The Plan, subtitled “a roadmap to reducing citywide greenhouse gas emissions," offers goals and potential strategies to help achieve a 15 percent reduction in emissions by 2015 and a 30 percent reduction by 2025 from 2006 levels. It contains a wealth of information and specific strategies in three broad areas of 1.buildings and energy, 2. transportation and land use, and 3. waste and recycling. You can read the full plan here.
To get you started here are four categories within which the goals and strategies fall:
Significantly improving the energy efficiency of our commercial, residential and public buildings.
Strategies are identified to improve energy efficiency in commercial and residential buildings 20 and 15 percent respectively from a baseline of growth by 2025. City and other public buildings should continue to lead the way by aggressively pursuing cost-effective energy efficiency strategies.
Increasing our use of local, renewable energy.
The plan calls for increasing our use of local or directly purchased renewable energy to 10 percent of the total electricity consumed in the city by 2025. The purchase of green power, and new approaches that make renewables more accessible and widespread, like solar gardens, will be pursued. Regulatory changes will be pursued to appropriately value and incentivize renewable energy.
Reduce vehicle miles traveled in Minneapolis while improving accessibility and building walkable, safe, and growing neighborhoods that meet the needs of all residents.
Improving access to transit, making walking and biking inviting and safe, and building diverse neighborhoods are priorities. We will identify and promote cleaner fuels for our transportation system.

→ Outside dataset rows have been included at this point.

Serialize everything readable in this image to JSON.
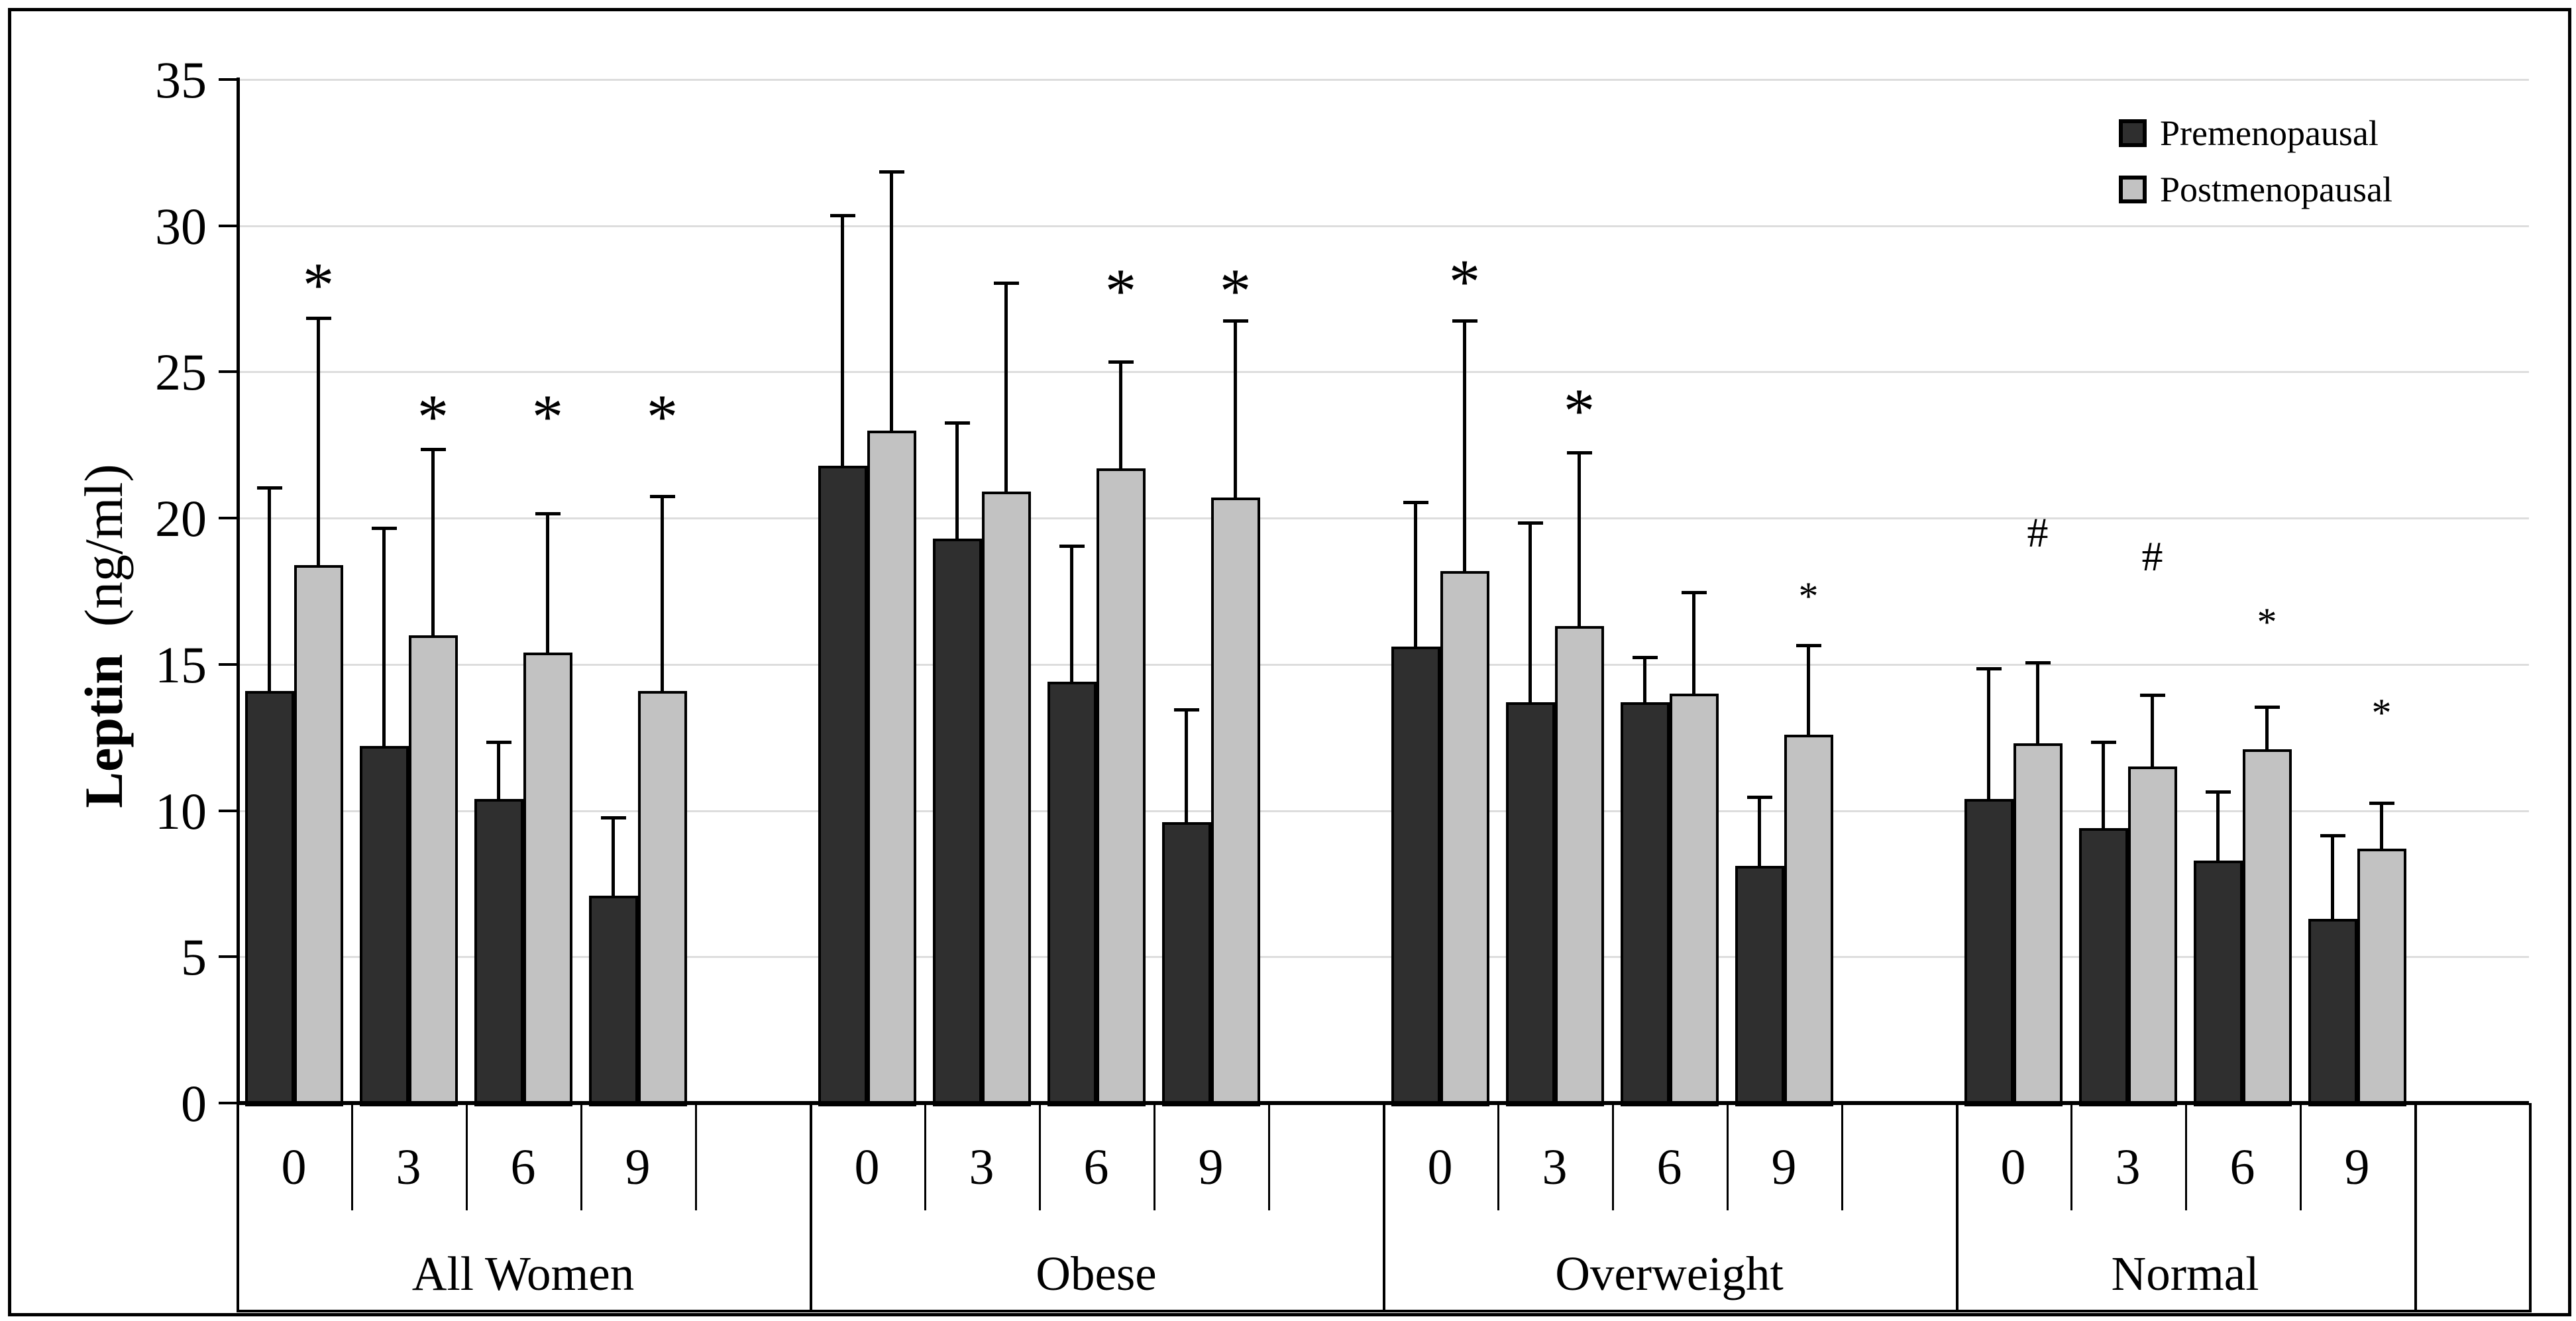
{
  "chart_data": {
    "type": "bar",
    "title": "",
    "y_axis": {
      "label_bold": "Leptin",
      "label_unit": "(ng/ml)",
      "min": 0,
      "max": 35,
      "tick_step": 5,
      "ticks": [
        "0",
        "5",
        "10",
        "15",
        "20",
        "25",
        "30",
        "35"
      ]
    },
    "x_axis": {
      "time_labels": [
        "0",
        "3",
        "6",
        "9"
      ],
      "group_labels": [
        "All Women",
        "Obese",
        "Overweight",
        "Normal"
      ]
    },
    "legend": {
      "position": "top-right",
      "items": [
        {
          "label": "Premenopausal",
          "color": "#2f2f2f"
        },
        {
          "label": "Postmenopausal",
          "color": "#c2c2c2"
        }
      ]
    },
    "grid": {
      "on": true,
      "color": "#dddddd"
    },
    "groups": [
      {
        "label": "All Women",
        "premenopausal": {
          "values": [
            14.1,
            12.2,
            10.4,
            7.1
          ],
          "err_upper": [
            7.0,
            7.5,
            2.0,
            2.7
          ]
        },
        "postmenopausal": {
          "values": [
            18.4,
            16.0,
            15.4,
            14.1
          ],
          "err_upper": [
            8.5,
            6.4,
            4.8,
            6.7
          ]
        },
        "annotations": [
          {
            "time_index": 0,
            "symbol": "*",
            "y": 28.7,
            "size": "large"
          },
          {
            "time_index": 1,
            "symbol": "*",
            "y": 24.2,
            "size": "large"
          },
          {
            "time_index": 2,
            "symbol": "*",
            "y": 24.2,
            "size": "large"
          },
          {
            "time_index": 3,
            "symbol": "*",
            "y": 24.2,
            "size": "large"
          }
        ]
      },
      {
        "label": "Obese",
        "premenopausal": {
          "values": [
            21.8,
            19.3,
            14.4,
            9.6
          ],
          "err_upper": [
            8.6,
            4.0,
            4.7,
            3.9
          ]
        },
        "postmenopausal": {
          "values": [
            23.0,
            20.9,
            21.7,
            20.7
          ],
          "err_upper": [
            8.9,
            7.2,
            3.7,
            6.1
          ]
        },
        "annotations": [
          {
            "time_index": 2,
            "symbol": "*",
            "y": 28.5,
            "size": "large"
          },
          {
            "time_index": 3,
            "symbol": "*",
            "y": 28.5,
            "size": "large"
          }
        ]
      },
      {
        "label": "Overweight",
        "premenopausal": {
          "values": [
            15.6,
            13.7,
            13.7,
            8.1
          ],
          "err_upper": [
            5.0,
            6.2,
            1.6,
            2.4
          ]
        },
        "postmenopausal": {
          "values": [
            18.2,
            16.3,
            14.0,
            12.6
          ],
          "err_upper": [
            8.6,
            6.0,
            3.5,
            3.1
          ]
        },
        "annotations": [
          {
            "time_index": 0,
            "symbol": "*",
            "y": 28.8,
            "size": "large"
          },
          {
            "time_index": 1,
            "symbol": "*",
            "y": 24.4,
            "size": "large"
          },
          {
            "time_index": 3,
            "symbol": "*",
            "y": 17.8,
            "size": "small"
          }
        ]
      },
      {
        "label": "Normal",
        "premenopausal": {
          "values": [
            10.4,
            9.4,
            8.3,
            6.3
          ],
          "err_upper": [
            4.5,
            3.0,
            2.4,
            2.9
          ]
        },
        "postmenopausal": {
          "values": [
            12.3,
            11.5,
            12.1,
            8.7
          ],
          "err_upper": [
            2.8,
            2.5,
            1.5,
            1.6
          ]
        },
        "annotations": [
          {
            "time_index": 0,
            "symbol": "#",
            "y": 19.5,
            "size": "small"
          },
          {
            "time_index": 1,
            "symbol": "#",
            "y": 18.7,
            "size": "small"
          },
          {
            "time_index": 2,
            "symbol": "*",
            "y": 16.9,
            "size": "small"
          },
          {
            "time_index": 3,
            "symbol": "*",
            "y": 13.8,
            "size": "small"
          }
        ]
      }
    ]
  }
}
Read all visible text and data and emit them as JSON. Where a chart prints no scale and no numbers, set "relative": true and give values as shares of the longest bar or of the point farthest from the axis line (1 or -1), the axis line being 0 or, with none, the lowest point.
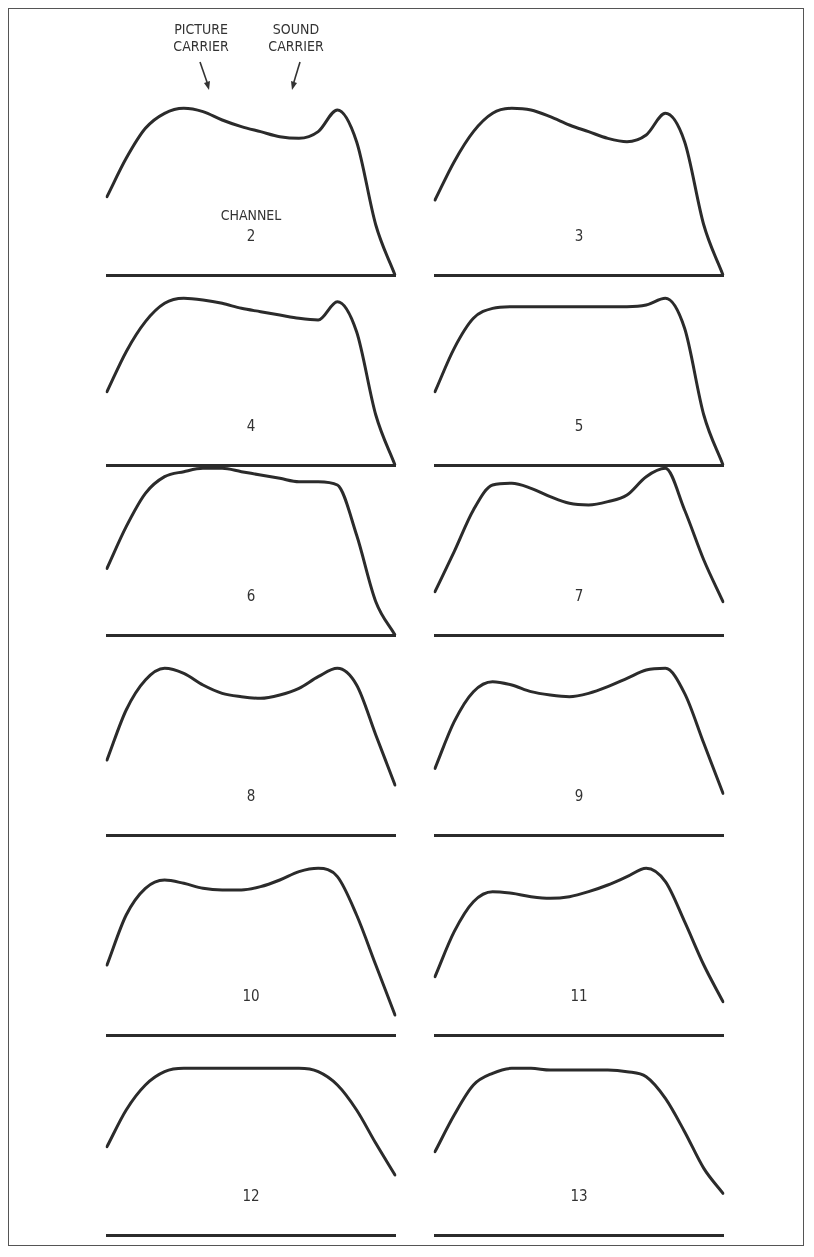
{
  "chart_data": [
    {
      "type": "line",
      "title": "2",
      "annotations": [
        "PICTURE CARRIER",
        "SOUND CARRIER",
        "CHANNEL"
      ],
      "relative": true,
      "grid": false,
      "marker": "none",
      "tick_labels": false,
      "color": "#2b2b2b",
      "categories": [
        null,
        null,
        null,
        null,
        null,
        null,
        null,
        null,
        null,
        null,
        null,
        null,
        null,
        null,
        null,
        null
      ],
      "values": [
        0.47,
        0.7,
        0.88,
        0.97,
        1.0,
        0.98,
        0.93,
        0.89,
        0.86,
        0.83,
        0.82,
        0.86,
        0.99,
        0.8,
        0.3,
        0
      ]
    },
    {
      "type": "line",
      "title": "3",
      "relative": true,
      "grid": false,
      "marker": "none",
      "tick_labels": false,
      "color": "#2b2b2b",
      "categories": [
        null,
        null,
        null,
        null,
        null,
        null,
        null,
        null,
        null,
        null,
        null,
        null,
        null,
        null,
        null,
        null
      ],
      "values": [
        0.45,
        0.68,
        0.86,
        0.97,
        1.0,
        0.99,
        0.95,
        0.9,
        0.86,
        0.82,
        0.8,
        0.84,
        0.97,
        0.8,
        0.3,
        0
      ]
    },
    {
      "type": "line",
      "title": "4",
      "relative": true,
      "grid": false,
      "marker": "none",
      "tick_labels": false,
      "color": "#2b2b2b",
      "categories": [
        null,
        null,
        null,
        null,
        null,
        null,
        null,
        null,
        null,
        null,
        null,
        null,
        null,
        null,
        null,
        null
      ],
      "values": [
        0.44,
        0.68,
        0.86,
        0.97,
        1.0,
        0.99,
        0.97,
        0.94,
        0.92,
        0.9,
        0.88,
        0.87,
        0.98,
        0.8,
        0.3,
        0
      ]
    },
    {
      "type": "line",
      "title": "5",
      "relative": true,
      "grid": false,
      "marker": "none",
      "tick_labels": false,
      "color": "#2b2b2b",
      "categories": [
        null,
        null,
        null,
        null,
        null,
        null,
        null,
        null,
        null,
        null,
        null,
        null,
        null,
        null,
        null,
        null
      ],
      "values": [
        0.44,
        0.7,
        0.88,
        0.94,
        0.95,
        0.95,
        0.95,
        0.95,
        0.95,
        0.95,
        0.95,
        0.96,
        1.0,
        0.82,
        0.3,
        0
      ]
    },
    {
      "type": "line",
      "title": "6",
      "relative": true,
      "grid": false,
      "marker": "none",
      "tick_labels": false,
      "color": "#2b2b2b",
      "categories": [
        null,
        null,
        null,
        null,
        null,
        null,
        null,
        null,
        null,
        null,
        null,
        null,
        null,
        null,
        null,
        null
      ],
      "values": [
        0.4,
        0.65,
        0.85,
        0.95,
        0.98,
        1.0,
        1.0,
        0.98,
        0.96,
        0.94,
        0.92,
        0.92,
        0.9,
        0.6,
        0.2,
        0
      ]
    },
    {
      "type": "line",
      "title": "7",
      "relative": true,
      "grid": false,
      "marker": "none",
      "tick_labels": false,
      "color": "#2b2b2b",
      "categories": [
        null,
        null,
        null,
        null,
        null,
        null,
        null,
        null,
        null,
        null,
        null,
        null,
        null,
        null,
        null,
        null
      ],
      "values": [
        0.26,
        0.5,
        0.75,
        0.9,
        0.91,
        0.88,
        0.83,
        0.79,
        0.78,
        0.8,
        0.84,
        0.95,
        1.0,
        0.75,
        0.45,
        0.2
      ]
    },
    {
      "type": "line",
      "title": "8",
      "relative": true,
      "grid": false,
      "marker": "none",
      "tick_labels": false,
      "color": "#2b2b2b",
      "categories": [
        null,
        null,
        null,
        null,
        null,
        null,
        null,
        null,
        null,
        null,
        null,
        null,
        null,
        null,
        null,
        null
      ],
      "values": [
        0.45,
        0.75,
        0.93,
        1.0,
        0.97,
        0.9,
        0.85,
        0.83,
        0.82,
        0.84,
        0.88,
        0.95,
        1.0,
        0.9,
        0.6,
        0.3
      ]
    },
    {
      "type": "line",
      "title": "9",
      "relative": true,
      "grid": false,
      "marker": "none",
      "tick_labels": false,
      "color": "#2b2b2b",
      "categories": [
        null,
        null,
        null,
        null,
        null,
        null,
        null,
        null,
        null,
        null,
        null,
        null,
        null,
        null,
        null,
        null
      ],
      "values": [
        0.4,
        0.68,
        0.86,
        0.92,
        0.9,
        0.86,
        0.84,
        0.83,
        0.85,
        0.89,
        0.94,
        0.99,
        1.0,
        0.85,
        0.55,
        0.25
      ]
    },
    {
      "type": "line",
      "title": "10",
      "relative": true,
      "grid": false,
      "marker": "none",
      "tick_labels": false,
      "color": "#2b2b2b",
      "categories": [
        null,
        null,
        null,
        null,
        null,
        null,
        null,
        null,
        null,
        null,
        null,
        null,
        null,
        null,
        null,
        null
      ],
      "values": [
        0.42,
        0.72,
        0.88,
        0.93,
        0.91,
        0.88,
        0.87,
        0.87,
        0.89,
        0.93,
        0.98,
        1.0,
        0.95,
        0.72,
        0.42,
        0.12
      ]
    },
    {
      "type": "line",
      "title": "11",
      "relative": true,
      "grid": false,
      "marker": "none",
      "tick_labels": false,
      "color": "#2b2b2b",
      "categories": [
        null,
        null,
        null,
        null,
        null,
        null,
        null,
        null,
        null,
        null,
        null,
        null,
        null,
        null,
        null,
        null
      ],
      "values": [
        0.35,
        0.62,
        0.8,
        0.86,
        0.85,
        0.83,
        0.82,
        0.83,
        0.86,
        0.9,
        0.95,
        1.0,
        0.92,
        0.68,
        0.42,
        0.2
      ]
    },
    {
      "type": "line",
      "title": "12",
      "relative": true,
      "grid": false,
      "marker": "none",
      "tick_labels": false,
      "color": "#2b2b2b",
      "categories": [
        null,
        null,
        null,
        null,
        null,
        null,
        null,
        null,
        null,
        null,
        null,
        null,
        null,
        null,
        null,
        null
      ],
      "values": [
        0.53,
        0.75,
        0.9,
        0.98,
        1.0,
        1.0,
        1.0,
        1.0,
        1.0,
        1.0,
        1.0,
        0.98,
        0.9,
        0.75,
        0.55,
        0.36
      ]
    },
    {
      "type": "line",
      "title": "13",
      "relative": true,
      "grid": false,
      "marker": "none",
      "tick_labels": false,
      "color": "#2b2b2b",
      "categories": [
        null,
        null,
        null,
        null,
        null,
        null,
        null,
        null,
        null,
        null,
        null,
        null,
        null,
        null,
        null,
        null
      ],
      "values": [
        0.5,
        0.72,
        0.9,
        0.97,
        1.0,
        1.0,
        0.99,
        0.99,
        0.99,
        0.99,
        0.98,
        0.95,
        0.82,
        0.62,
        0.4,
        0.25
      ]
    }
  ]
}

Reduce our waste stream by reducing waste, encouraging reuse, and increasing recycling of both organic and inorganic material.
Improving recycling performance in the city, and expanding composting and the collection of organic material are priorities, with the goal of increasing our recycling rate to 50 percent by 2025. Residents will also have more information about the lifecycle impacts of their purchasing decisions, and we will strive for more efficient processing of our wastewater.
Here are some of the intriguing ideas from the plan:
• Use of property-assessed and on-bill financing to fund energy efficiency and renewable energy retrofits for residential and commercial building (p17)
• Encouraging net zero buildings, (p.22)
• Planning for more walkable “complete neighborhoods,” (p23)
• Constructing 30 miles of on street, protected bike facilities by 2020 (p26)
• Identifying products and packaging that are neither recyclable or compostable (p31)
This plan is a great step in the right direction and I look forward to helping implement many of its ideas and strategies in the years to come.